Am 1. Juli übernimmt Deutschland die EU-Ratspräsidentschaft - und steht mit Corona-Krise und Brexit vor einem Mammutprogramm. Im Interview schildert der deutsche EU-Botschafter Clauß, wie die Herausforderungen zu bewältigen sein könnten.
tagesschau.de: Wie hat Corona schon jetzt die deutsche Ratspräsidentschaft verändert?
Michael Clauß: Wir haben unser Präsidentschaftsprogramm wegen der Corona-Krise fast vollständig umbauen müssen. Drei Themen stehen nun im Zentrum: Krisenmanagement, Exit-Strategie und wirtschaftlicher Wiederaufbau.
Gleichzeitig haben wir die Zahl der physischen Treffen aufgrund der Ansteckungsgefahr massiv reduzieren müssen. Wegen der Corona-Pandemie haben wir in den letzten dreieinhalb Monaten viele Verhandlungen nur per Videokonferenz durchführen können. Leider sind Videokonferenzen nicht so effizient wie physische Treffen.
tagesschau.de: Was bedeutet das konkret angesichts der großen Themen, die vor Ihnen liegen?
Clauß: Das bedeutet, dass wir mit verminderter Kapazität noch mehr Themen bewältigen müssen. Das klingt ein bisschen wie die Quadratur des Kreises. Wir versuchen uns zu helfen, indem wir die Zahl der Sitzungen so weit wie unter Gesundheitsaspekten vertretbar steigern. Zudem setzen wir verstärkt Videokonferenzen an und versuchen sie interaktiver und effizienter zu gestalten. Aber da sind technisch gewisse Grenzen gesetzt.

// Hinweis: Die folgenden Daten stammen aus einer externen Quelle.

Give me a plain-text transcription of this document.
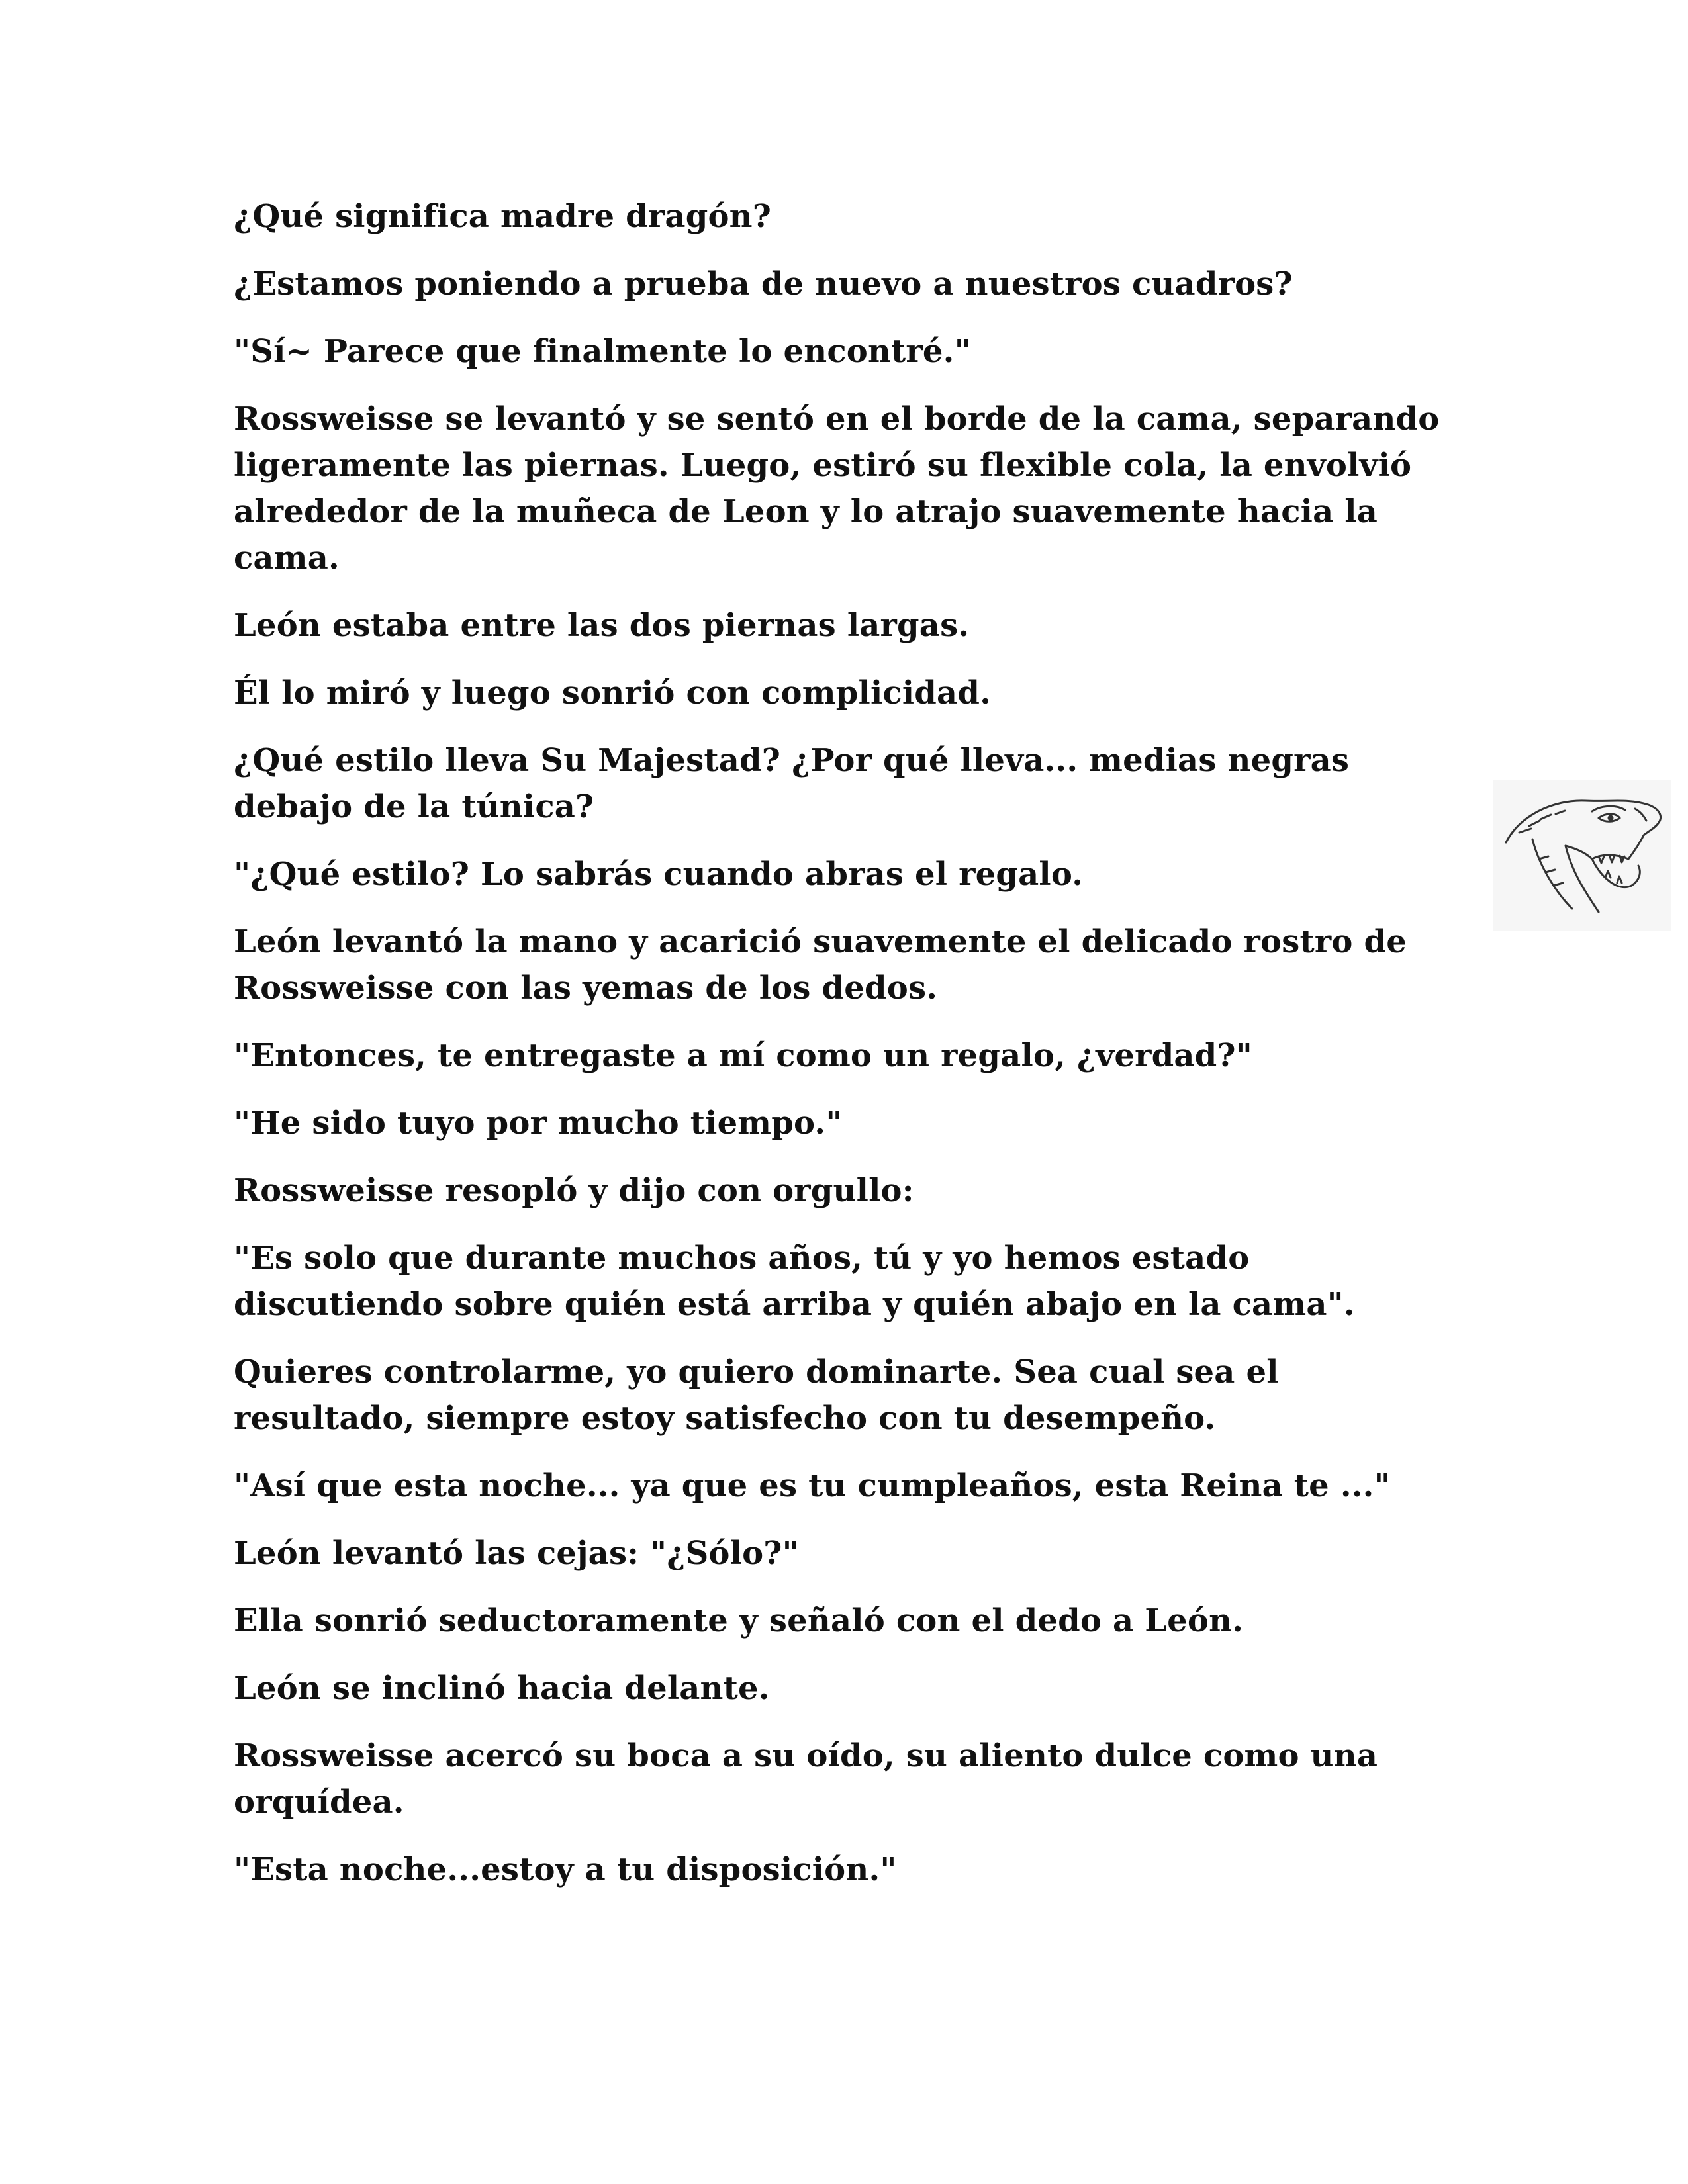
¿Qué significa madre dragón?

¿Estamos poniendo a prueba de nuevo a nuestros cuadros?

"Sí~ Parece que finalmente lo encontré."

Rossweisse se levantó y se sentó en el borde de la cama, separando ligeramente las piernas. Luego, estiró su flexible cola, la envolvió alrededor de la muñeca de Leon y lo atrajo suavemente hacia la cama.

León estaba entre las dos piernas largas.

Él lo miró y luego sonrió con complicidad.

¿Qué estilo lleva Su Majestad? ¿Por qué lleva... medias negras debajo de la túnica?

"¿Qué estilo? Lo sabrás cuando abras el regalo.

León levantó la mano y acarició suavemente el delicado rostro de Rossweisse con las yemas de los dedos.

"Entonces, te entregaste a mí como un regalo, ¿verdad?"

"He sido tuyo por mucho tiempo."

Rossweisse resopló y dijo con orgullo:

"Es solo que durante muchos años, tú y yo hemos estado discutiendo sobre quién está arriba y quién abajo en la cama".

Quieres controlarme, yo quiero dominarte. Sea cual sea el resultado, siempre estoy satisfecho con tu desempeño.

"Así que esta noche... ya que es tu cumpleaños, esta Reina te ..."

León levantó las cejas: "¿Sólo?"

Ella sonrió seductoramente y señaló con el dedo a León.

León se inclinó hacia delante.

Rossweisse acercó su boca a su oído, su aliento dulce como una orquídea.

"Esta noche...estoy a tu disposición."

tagesschau.de: Wie viele dieser Problemfelder halten Sie inzwischen für geregelt?
Clauß: Die Systeme laufen jetzt stabiler. Für die physischen Treffen haben wir jetzt einige Räume mehr zur Verfügung als noch zu Beginn der Krise.
Dennoch sind wir bislang noch sehr weit vom Vorkrisenniveau entfernt. Es gibt in den Ratsgebäuden nicht ganz so viele Räume, die darauf ausgelegt sind, dass sich Vertreterinnen und Vertreter von 27 Mitgliedsstaaten und der EU-Kommission unter "Social Distancing"-Bedingungen treffen können. Derzeit arbeiten wir aber intensiv daran, dass vielleicht schon im Verlauf des nächsten Monats wieder erste Treffen auf politischer Ebene in Brüssel durchgeführt werden können.

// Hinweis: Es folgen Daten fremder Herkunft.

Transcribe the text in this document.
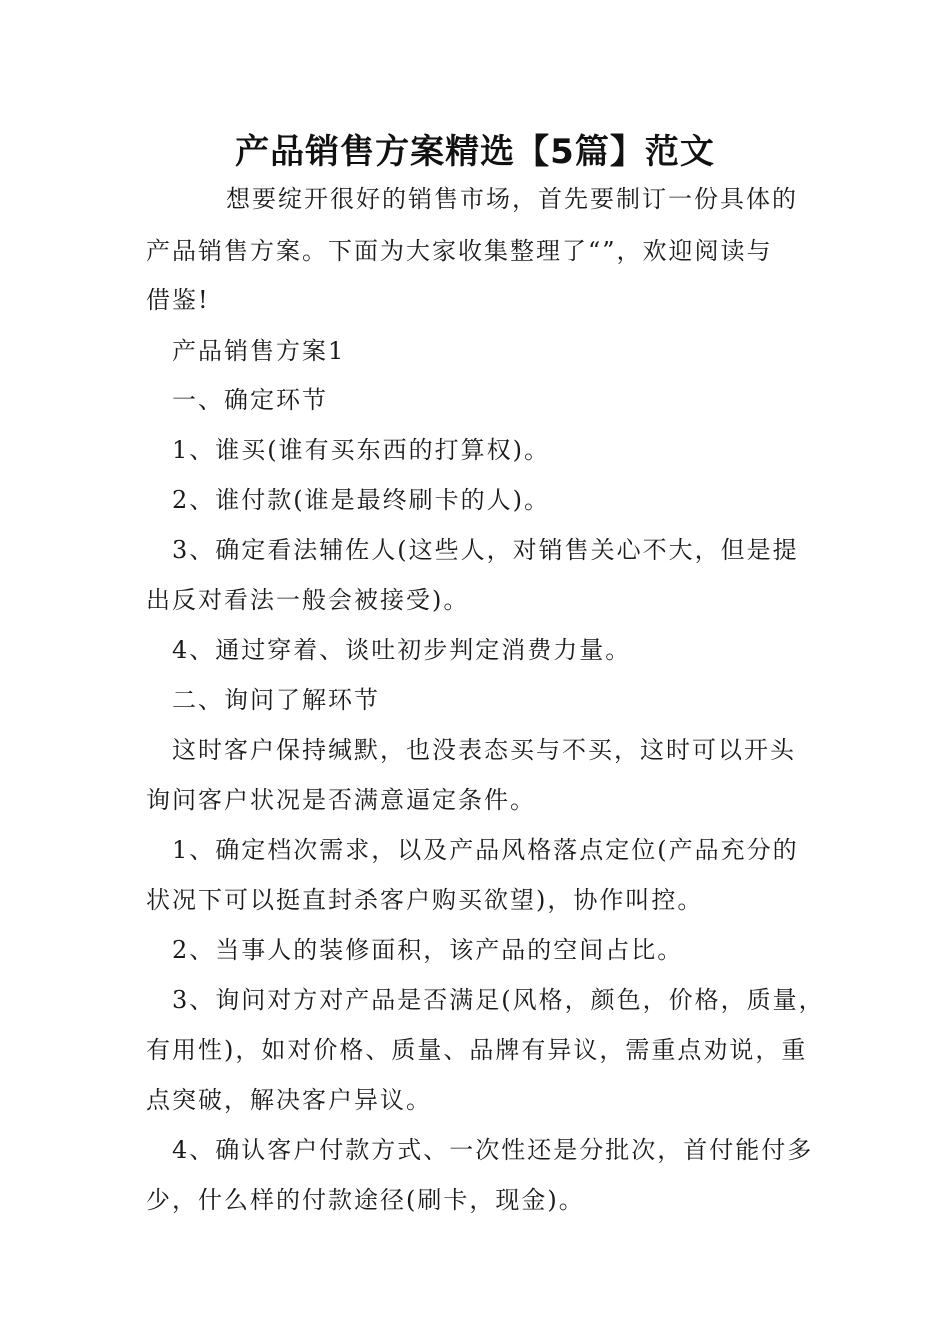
产品销售方案精选【5篇】范文
想要绽开很好的销售市场，首先要制订一份具体的
产品销售方案。下面为大家收集整理了“”，欢迎阅读与
借鉴!
产品销售方案1
一、确定环节
1、谁买(谁有买东西的打算权)。
2、谁付款(谁是最终刷卡的人)。
3、确定看法辅佐人(这些人，对销售关心不大，但是提
出反对看法一般会被接受)。
4、通过穿着、谈吐初步判定消费力量。
二、询问了解环节
这时客户保持缄默，也没表态买与不买，这时可以开头
询问客户状况是否满意逼定条件。
1、确定档次需求，以及产品风格落点定位(产品充分的
状况下可以挺直封杀客户购买欲望)，协作叫控。
2、当事人的装修面积，该产品的空间占比。
3、询问对方对产品是否满足(风格，颜色，价格，质量，
有用性)，如对价格、质量、品牌有异议，需重点劝说，重
点突破，解决客户异议。
4、确认客户付款方式、一次性还是分批次，首付能付多
少，什么样的付款途径(刷卡，现金)。
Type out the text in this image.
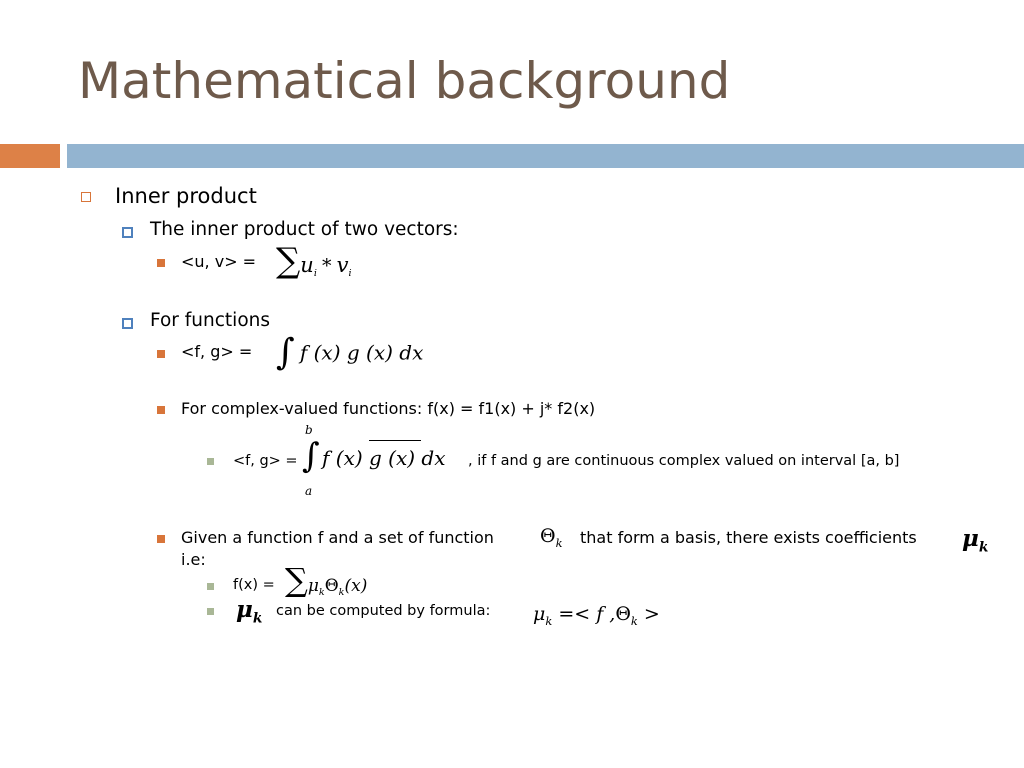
Mathematical background
Inner product
The inner product of two vectors:
<u, $v> = \sum u_i * v_i$
For functions
<f, g> = ∫ f (x) g (x) dx
For complex-valued functions: f(x) = f1(x) + j* f2(x)
<f, g> =
b
a
∫ f (x) g (x) dx , if f and g are continuous complex valued on interval [a, b]
Given a function f and a set of function $\Theta_k$ that form a basis, there exists coefficients $\mu_k$
i.e:
$f(x) = \sum\mu_k\Theta_k(x)$
$\mu_k$ can be computed by formula: $\mu_k =< f$ $,\Theta_k$ >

tagesschau.de: Als Ständiger Vertreter müssen Sie einerseits vermitteln, dürfen andererseits die Interessen Deutschlands nicht vernachlässigen. Wie kriegt man das hin?

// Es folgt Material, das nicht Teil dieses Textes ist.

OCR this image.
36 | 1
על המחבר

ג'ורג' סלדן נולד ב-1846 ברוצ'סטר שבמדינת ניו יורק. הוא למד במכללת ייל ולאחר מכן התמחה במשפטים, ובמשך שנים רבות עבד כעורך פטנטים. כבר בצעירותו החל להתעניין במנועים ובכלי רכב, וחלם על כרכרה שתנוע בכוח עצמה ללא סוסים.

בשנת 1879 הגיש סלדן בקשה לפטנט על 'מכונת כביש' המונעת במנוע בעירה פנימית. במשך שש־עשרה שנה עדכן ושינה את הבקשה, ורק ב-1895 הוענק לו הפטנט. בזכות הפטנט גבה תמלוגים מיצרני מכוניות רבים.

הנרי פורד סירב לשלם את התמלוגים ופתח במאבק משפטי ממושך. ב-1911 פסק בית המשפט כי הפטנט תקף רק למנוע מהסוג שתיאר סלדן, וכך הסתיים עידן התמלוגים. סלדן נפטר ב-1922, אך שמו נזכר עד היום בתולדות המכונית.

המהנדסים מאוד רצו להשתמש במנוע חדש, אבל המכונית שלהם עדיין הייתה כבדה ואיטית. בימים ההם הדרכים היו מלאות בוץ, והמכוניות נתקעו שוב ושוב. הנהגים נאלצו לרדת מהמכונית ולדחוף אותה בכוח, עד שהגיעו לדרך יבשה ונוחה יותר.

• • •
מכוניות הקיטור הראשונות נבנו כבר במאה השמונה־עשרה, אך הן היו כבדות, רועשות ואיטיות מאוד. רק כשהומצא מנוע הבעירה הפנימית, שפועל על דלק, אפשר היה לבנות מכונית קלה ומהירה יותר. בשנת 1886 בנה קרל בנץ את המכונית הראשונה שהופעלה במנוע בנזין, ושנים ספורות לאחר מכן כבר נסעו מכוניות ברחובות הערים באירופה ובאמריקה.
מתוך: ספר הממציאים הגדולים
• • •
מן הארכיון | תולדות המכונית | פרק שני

Clauß: Das ist eine Frage des Managements und der Diplomatie. Man ist in der EU mit seiner Position nur selten allein. Es gibt häufig auch andere Mitgliedstaaten, die unsere Haltung teilen oder eine ähnliche Haltung haben.
Auch durch Agenda-Management können wir ein wenig gestalten. Man kann ein Thema beschleunigen oder verlangsamen, gewisse Steuerungsmöglichkeiten gibt es. Es ist, wie Außenminister Maas gesagt hat: Wir müssen Motor und Moderator sein.
Anderenfalls würden wir den Rückhalt im Rat verlieren und könnten dann keine Ergebnisse erzielen. Unsere Partner werden uns daran messen, ob es uns gelingt, Kompromisse zu erzielen und die EU voranzubringen. Dabei wird durchaus erwartet, dass die Ratspräsidentschaft ihre nationalen Interessen im Interesse der Sache ein Stück zurücknimmt, ohne sie komplett zu vernachlässigen.
tagesschau.de: Wo liegen besondere Herausforderungen?
Clauß: Ganz im Vordergrund stehen die Bekämpfung der Corona-Pandemie und der Pandemiefolgen.
Die Corona-Pandemie hat bereits jetzt zu massiven Schäden in unseren Volkswirtschaften mit entsprechenden sozialen Verwerfungen geführt. Um die negativen Auswirkungen der Krise zu begrenzen, setzen wir uns für einen raschen Abschluss der Verhandlungen über den EU-Haushalt sowie den Wiederaufbaufonds ein.
Eine andere Herausforderung heißt Brexit. Hier müssen wir unseren Beitrag dazu leisten, dass die EU in den Verhandlungen mit Großbritannien zusammenbleibt und einig auftritt.
tagesschau.de: Das ist ein großes Programm, gleichzeitig gibt es enorme Erwartungen an die deutsche Präsidentschaft. Wie gehen Sie damit um?
Clauß: Das lässt mich schon jetzt schlecht schlafen, weil ich glaube, dass die Erwartungen an uns sehr hoch sind. Bei einigen vielleicht zu hoch. Und natürlich sind wir auf die Kompromissbereitschaft anderer EU-Länder angewiesen, so ist das immer in Brüssel. Aber ich bin zuversichtlich, dass alle sich der großen wirtschaftlichen und sozialen Herausforderungen bewusst sind.